Date of Award

Spring 2016

Document Type

Dissertation

Degree Name

Doctor of Philosophy (PhD)

Department

English

First Advisor

Block, Edwin

Second Advisor

Boly, John

Third Advisor

Jeffers, Thomas

Abstract

Founded in England in 1848, the Pre-Raphaelite Brotherhood rebelled against Victorian artistic convention and sought to recapture a medieval style of painting believed by its members to have existed before Raphael. That style was a significant departure from the prevailing Royal Academy style, however, and—as many critics note—ahead of its time. Among the Pre-Raphaelites, Dante Gabriel Rossetti and William Morris were unique for their creative output as both poets and painters. This dissertation examines the representation of the body in some poems and paintings by Rossetti and Morris and analyzes the impact of the Pre-Raphaelites on habits of thinking about the body. The mainstream Victorian habit of thinking about the (especially female) body was generally to respond negatively: the body was dirty, shameful, sinful, and not a topic for polite society.
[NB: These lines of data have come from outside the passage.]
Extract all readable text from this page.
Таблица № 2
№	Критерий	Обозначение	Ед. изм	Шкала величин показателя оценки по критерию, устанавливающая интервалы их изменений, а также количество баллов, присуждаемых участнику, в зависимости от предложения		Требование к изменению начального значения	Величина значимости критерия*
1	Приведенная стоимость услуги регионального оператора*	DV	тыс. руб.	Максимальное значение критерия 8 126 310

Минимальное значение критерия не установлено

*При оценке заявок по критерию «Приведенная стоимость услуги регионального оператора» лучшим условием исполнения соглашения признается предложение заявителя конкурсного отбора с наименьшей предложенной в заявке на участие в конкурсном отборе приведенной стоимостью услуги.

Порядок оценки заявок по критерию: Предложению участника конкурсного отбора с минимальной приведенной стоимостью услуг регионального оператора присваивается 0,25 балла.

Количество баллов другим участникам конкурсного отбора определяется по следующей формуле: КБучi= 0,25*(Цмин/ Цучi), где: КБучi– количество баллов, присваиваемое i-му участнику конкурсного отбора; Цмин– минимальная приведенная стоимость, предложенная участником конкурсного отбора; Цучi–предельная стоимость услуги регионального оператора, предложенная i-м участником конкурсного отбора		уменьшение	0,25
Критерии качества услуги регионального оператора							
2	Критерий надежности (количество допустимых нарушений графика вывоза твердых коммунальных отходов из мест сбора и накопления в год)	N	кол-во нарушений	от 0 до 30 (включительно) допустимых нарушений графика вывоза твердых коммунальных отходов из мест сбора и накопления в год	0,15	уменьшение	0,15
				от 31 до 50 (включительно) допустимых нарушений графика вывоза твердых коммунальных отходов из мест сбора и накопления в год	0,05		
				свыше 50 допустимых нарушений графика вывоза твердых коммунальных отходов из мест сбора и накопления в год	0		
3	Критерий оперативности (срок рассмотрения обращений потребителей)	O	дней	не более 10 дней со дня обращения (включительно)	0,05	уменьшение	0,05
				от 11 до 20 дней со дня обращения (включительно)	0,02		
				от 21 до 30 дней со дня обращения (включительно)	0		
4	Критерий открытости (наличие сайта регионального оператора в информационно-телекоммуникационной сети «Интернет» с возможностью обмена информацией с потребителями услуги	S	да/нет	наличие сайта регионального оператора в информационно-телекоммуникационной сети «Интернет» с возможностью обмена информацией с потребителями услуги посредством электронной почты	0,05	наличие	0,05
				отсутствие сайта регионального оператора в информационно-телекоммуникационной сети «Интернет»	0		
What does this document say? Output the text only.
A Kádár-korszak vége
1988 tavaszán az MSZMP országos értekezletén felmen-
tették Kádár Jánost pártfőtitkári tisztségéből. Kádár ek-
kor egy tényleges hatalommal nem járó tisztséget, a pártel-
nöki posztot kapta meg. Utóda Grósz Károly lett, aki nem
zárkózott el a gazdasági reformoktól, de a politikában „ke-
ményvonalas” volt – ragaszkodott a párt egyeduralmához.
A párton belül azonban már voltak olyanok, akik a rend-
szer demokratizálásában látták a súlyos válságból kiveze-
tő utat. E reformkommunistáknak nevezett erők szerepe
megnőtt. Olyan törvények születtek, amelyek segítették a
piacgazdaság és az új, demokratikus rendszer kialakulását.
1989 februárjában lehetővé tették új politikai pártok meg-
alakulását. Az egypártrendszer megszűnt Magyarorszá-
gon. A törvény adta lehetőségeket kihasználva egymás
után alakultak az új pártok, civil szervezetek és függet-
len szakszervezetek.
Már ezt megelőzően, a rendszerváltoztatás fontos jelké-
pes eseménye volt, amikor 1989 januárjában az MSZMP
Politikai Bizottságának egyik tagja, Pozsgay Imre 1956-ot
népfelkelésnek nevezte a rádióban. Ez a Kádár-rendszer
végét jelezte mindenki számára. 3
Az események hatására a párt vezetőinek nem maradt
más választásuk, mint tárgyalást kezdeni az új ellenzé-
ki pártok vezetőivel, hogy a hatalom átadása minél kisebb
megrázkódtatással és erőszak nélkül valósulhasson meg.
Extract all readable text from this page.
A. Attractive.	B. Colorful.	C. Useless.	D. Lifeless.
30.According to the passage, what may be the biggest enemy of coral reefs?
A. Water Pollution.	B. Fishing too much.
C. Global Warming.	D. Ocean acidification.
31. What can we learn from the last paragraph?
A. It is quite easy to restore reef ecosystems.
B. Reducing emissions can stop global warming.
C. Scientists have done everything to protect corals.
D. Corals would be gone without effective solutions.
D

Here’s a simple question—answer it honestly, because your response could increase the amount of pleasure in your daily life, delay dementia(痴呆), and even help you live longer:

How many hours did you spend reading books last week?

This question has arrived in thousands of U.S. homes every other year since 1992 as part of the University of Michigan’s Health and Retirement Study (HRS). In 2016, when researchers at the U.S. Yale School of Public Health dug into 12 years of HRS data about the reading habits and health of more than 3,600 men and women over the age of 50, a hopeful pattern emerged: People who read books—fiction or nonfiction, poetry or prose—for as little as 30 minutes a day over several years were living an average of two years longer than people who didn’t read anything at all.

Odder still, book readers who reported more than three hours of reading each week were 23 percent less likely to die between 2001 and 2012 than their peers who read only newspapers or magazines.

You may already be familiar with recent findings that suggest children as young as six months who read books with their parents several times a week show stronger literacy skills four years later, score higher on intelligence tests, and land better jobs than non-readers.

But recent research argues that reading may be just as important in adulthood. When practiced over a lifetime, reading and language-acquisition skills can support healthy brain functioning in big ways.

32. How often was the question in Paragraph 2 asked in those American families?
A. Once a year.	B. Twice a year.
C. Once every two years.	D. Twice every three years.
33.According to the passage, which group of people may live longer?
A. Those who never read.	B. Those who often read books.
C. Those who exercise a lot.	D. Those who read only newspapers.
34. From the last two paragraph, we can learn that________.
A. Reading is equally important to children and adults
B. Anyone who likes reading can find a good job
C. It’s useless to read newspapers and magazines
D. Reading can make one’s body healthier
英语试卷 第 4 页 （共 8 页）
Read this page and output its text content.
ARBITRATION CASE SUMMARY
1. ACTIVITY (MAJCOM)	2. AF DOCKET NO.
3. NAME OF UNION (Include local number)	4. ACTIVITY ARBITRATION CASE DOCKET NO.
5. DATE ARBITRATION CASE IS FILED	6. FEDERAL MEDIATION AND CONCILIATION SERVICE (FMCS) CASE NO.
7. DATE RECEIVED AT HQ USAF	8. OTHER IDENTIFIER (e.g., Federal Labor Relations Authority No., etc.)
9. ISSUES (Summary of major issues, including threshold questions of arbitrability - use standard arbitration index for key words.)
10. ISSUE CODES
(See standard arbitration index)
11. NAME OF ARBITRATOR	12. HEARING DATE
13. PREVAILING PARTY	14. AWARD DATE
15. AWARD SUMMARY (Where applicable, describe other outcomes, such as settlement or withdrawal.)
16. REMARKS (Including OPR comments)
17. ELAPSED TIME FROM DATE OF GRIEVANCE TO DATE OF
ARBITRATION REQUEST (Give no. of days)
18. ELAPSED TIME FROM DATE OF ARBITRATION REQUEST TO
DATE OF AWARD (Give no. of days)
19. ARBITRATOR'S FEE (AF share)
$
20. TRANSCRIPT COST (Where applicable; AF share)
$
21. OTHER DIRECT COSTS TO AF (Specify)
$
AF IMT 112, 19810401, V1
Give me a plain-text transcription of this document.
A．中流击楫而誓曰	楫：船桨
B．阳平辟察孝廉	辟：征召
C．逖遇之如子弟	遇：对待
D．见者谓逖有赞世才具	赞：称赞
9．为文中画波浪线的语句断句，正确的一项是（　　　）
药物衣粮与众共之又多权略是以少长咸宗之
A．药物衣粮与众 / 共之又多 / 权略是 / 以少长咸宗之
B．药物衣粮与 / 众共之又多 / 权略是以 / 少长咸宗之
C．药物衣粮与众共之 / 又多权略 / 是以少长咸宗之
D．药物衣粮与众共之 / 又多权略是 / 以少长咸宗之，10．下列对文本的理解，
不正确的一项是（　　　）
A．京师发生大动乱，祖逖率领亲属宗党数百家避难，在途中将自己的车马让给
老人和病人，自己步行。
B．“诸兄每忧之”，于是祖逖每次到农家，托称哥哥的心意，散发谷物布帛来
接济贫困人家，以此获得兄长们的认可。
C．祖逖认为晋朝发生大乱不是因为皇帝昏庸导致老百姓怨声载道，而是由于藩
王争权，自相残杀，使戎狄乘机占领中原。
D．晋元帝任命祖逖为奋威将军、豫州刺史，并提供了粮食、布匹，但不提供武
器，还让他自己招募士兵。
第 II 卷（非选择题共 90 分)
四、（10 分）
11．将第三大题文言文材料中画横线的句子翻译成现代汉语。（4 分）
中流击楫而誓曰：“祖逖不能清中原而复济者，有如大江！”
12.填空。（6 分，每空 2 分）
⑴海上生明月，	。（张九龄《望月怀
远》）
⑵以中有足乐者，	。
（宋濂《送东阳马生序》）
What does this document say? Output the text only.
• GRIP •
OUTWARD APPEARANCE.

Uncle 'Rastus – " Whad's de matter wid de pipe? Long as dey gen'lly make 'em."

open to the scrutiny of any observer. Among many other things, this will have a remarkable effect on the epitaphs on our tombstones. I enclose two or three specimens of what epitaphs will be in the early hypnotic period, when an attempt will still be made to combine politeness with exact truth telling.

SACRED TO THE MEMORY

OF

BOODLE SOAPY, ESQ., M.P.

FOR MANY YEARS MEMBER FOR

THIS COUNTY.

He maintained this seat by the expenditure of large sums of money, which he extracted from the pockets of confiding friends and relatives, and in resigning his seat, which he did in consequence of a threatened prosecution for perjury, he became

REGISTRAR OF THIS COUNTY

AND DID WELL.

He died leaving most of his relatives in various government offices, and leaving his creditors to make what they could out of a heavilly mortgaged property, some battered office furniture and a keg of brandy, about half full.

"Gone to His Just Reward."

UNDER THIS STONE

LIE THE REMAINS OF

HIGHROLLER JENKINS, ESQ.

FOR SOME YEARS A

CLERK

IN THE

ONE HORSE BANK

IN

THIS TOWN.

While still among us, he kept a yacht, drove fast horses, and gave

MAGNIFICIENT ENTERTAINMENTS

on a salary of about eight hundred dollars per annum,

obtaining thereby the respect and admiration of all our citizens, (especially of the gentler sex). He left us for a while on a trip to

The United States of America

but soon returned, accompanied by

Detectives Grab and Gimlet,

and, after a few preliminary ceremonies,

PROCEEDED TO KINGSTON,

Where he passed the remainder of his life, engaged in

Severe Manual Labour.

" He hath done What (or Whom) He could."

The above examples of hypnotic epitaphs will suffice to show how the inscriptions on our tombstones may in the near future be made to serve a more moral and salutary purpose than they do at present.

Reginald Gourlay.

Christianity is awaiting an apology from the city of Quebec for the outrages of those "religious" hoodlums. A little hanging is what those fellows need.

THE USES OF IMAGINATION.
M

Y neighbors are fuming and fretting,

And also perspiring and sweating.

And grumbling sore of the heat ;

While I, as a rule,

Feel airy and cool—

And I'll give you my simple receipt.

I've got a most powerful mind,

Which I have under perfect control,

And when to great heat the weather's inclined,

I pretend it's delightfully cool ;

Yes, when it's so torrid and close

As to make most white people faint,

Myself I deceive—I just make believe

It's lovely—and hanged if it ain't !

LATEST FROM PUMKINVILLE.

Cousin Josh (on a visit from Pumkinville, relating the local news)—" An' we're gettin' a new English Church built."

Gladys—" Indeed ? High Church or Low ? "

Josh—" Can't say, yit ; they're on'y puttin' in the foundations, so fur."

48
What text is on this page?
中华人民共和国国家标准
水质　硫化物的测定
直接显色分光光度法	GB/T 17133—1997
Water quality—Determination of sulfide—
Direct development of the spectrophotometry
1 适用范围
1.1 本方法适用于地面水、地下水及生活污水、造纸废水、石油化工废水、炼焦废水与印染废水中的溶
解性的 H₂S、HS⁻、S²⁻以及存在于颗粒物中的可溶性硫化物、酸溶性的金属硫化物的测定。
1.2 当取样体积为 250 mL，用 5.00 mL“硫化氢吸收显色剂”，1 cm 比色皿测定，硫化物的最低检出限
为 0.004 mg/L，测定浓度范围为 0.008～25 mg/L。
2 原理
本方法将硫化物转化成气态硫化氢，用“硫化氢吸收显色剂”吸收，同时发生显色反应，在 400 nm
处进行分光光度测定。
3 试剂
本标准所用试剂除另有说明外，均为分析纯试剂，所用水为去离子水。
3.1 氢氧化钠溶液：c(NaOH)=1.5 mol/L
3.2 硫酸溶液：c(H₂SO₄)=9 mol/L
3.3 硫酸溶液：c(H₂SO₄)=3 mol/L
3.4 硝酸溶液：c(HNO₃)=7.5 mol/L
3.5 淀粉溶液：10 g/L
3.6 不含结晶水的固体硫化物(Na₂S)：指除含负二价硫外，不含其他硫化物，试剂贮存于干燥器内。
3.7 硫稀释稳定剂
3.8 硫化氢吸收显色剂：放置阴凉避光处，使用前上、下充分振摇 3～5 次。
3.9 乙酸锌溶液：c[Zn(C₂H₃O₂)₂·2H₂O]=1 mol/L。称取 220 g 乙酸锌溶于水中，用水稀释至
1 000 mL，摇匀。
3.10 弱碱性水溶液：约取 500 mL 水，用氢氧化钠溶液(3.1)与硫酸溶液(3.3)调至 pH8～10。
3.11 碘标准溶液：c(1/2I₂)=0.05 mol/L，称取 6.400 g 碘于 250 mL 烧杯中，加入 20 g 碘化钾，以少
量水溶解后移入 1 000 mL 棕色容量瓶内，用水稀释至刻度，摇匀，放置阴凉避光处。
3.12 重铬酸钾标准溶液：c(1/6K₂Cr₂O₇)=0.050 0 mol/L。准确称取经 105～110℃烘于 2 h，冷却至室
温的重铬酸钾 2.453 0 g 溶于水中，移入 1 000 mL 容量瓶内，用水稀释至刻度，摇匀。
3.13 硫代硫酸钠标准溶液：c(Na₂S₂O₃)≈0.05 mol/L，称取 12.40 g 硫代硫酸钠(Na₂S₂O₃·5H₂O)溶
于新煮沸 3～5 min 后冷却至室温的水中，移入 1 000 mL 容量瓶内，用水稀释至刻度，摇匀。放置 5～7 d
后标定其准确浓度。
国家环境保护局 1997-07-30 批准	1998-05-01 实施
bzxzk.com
Victorian responses to the body—in the flesh or represented—tend to be restrictive, moralistic, and didactic. Using recent discoveries in the study of habit formation and habit change, this dissertation analyzes how the poems and paintings of Rossetti and Morris keep what one researcher calls the same cues and rewards but substitute a different routine in the habit loop. That different routine enables thinking about the body in more positive ways: the Pre-Raphaelite body can be seen as natural, active, dynamic, and worth seeing as it is. Tracing how the body is represented in the poems and paintings of Rossetti and Morris as well as in their creative context, this dissertation establishes seven categories for describing the representation of the body: narrative gaze, privileged body parts, clothing and drapery, color, gesture, posture, and facial expression. Rossetti and Morris typically use the last six corporeal categories to defamiliarize the body and surprise the audience, bringing readers and viewers to the “inner standing point.” When that surprise wears off, readers and viewers are led to re-evaluate their view of the body from a more distanced, critical perspective. The process traced in this dissertation often results in acceptance of the new Pre-Raphaelite idea of the body by readers and viewers, at least on the individual level.